Kegiatan literasi tersebut dilaksanakan setiap hari di perpustakaan rutan. Seluruh warga binaan yang melakukan pelanggaran diwajibkan membaca buku dan membuat esai sebagai bentuk refleksi atas bacaan yang telah dipelajari.
Kepala Rutan Surabaya, Tristiantoro Adi Wibowo menjelaskan bahwa pendekatan ini bertujuan membangun pola pikir positif sekaligus meningkatkan kesadaran diri warga binaan. “Inovasi perpustakaan ini menjadi langkah positif dalam pembinaan warga binaan melalui pendekatan literasi. Mereka yang melanggar tidak hanya menjalani hukuman, tetapi juga diwajibkan membaca dan membuat esai sebagai bentuk pembelajaran diri,” ujarnya, Kamis (28/5/2026).

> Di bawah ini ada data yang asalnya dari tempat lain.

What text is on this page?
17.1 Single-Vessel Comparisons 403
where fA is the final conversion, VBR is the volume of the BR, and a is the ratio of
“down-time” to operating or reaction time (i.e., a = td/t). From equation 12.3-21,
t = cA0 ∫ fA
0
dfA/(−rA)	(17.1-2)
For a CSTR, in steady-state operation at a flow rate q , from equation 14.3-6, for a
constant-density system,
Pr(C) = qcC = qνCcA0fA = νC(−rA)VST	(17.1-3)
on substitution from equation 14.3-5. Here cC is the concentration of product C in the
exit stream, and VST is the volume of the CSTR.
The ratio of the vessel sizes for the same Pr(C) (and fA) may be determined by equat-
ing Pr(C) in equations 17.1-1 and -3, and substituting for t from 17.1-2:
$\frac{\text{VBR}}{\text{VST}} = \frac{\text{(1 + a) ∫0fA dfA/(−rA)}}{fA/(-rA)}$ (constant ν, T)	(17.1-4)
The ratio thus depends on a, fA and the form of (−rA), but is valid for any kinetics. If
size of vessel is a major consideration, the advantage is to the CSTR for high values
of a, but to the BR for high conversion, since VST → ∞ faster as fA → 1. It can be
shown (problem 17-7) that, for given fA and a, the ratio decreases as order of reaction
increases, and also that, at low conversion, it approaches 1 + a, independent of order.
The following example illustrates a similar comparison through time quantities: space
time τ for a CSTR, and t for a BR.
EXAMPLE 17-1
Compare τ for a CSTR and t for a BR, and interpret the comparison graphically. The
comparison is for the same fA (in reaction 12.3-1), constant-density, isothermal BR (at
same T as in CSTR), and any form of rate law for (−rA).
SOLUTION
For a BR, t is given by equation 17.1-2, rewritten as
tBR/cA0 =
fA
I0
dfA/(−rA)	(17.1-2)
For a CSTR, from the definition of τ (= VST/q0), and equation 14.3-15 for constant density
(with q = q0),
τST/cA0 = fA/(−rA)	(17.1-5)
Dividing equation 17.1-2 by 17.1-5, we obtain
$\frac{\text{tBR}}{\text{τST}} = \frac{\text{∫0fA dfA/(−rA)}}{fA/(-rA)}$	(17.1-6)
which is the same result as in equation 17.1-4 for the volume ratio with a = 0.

Buku-buku yang tersedia mencakup materi edukatif seperti bahaya narkoba, psikologi, pengembangan diri, hingga biografi Presiden Prabowo Subianto dan Menteri Imigrasi dan Pemasyarakatan Agus Andrianto.
Melalui bacaan tersebut, lanjut dia, warga binaan diharapkan memahami dampak negatif narkoba dan mendapatkan motivasi untuk memperbaiki diri dari kisah para pemimpin bangsa. "Agar program tidak sekadar seremonial, setiap warga binaan wajib membuat esai sebagai bukti pemahaman. Petugas juga mendokumentasikan proses pembinaan dan hasil tulisan dalam bentuk video untuk dipublikasikan sebagai bentuk transparansi," ungkap dia.
Sejak dijalankan, program ini mulai menunjukkan dampak positif. Sejumlah warga binaan terlihat lebih antusias mengunjungi perpustakaan dan menumbuhkan minat baca sebagai bagian dari proses pembinaan diri.
Rutan Surabaya berharap metode ini dapat menjadi sarana rehabilitasi mental dan perubahan karakter, sehingga warga binaan siap kembali ke masyarakat dengan pribadi yang lebih baik.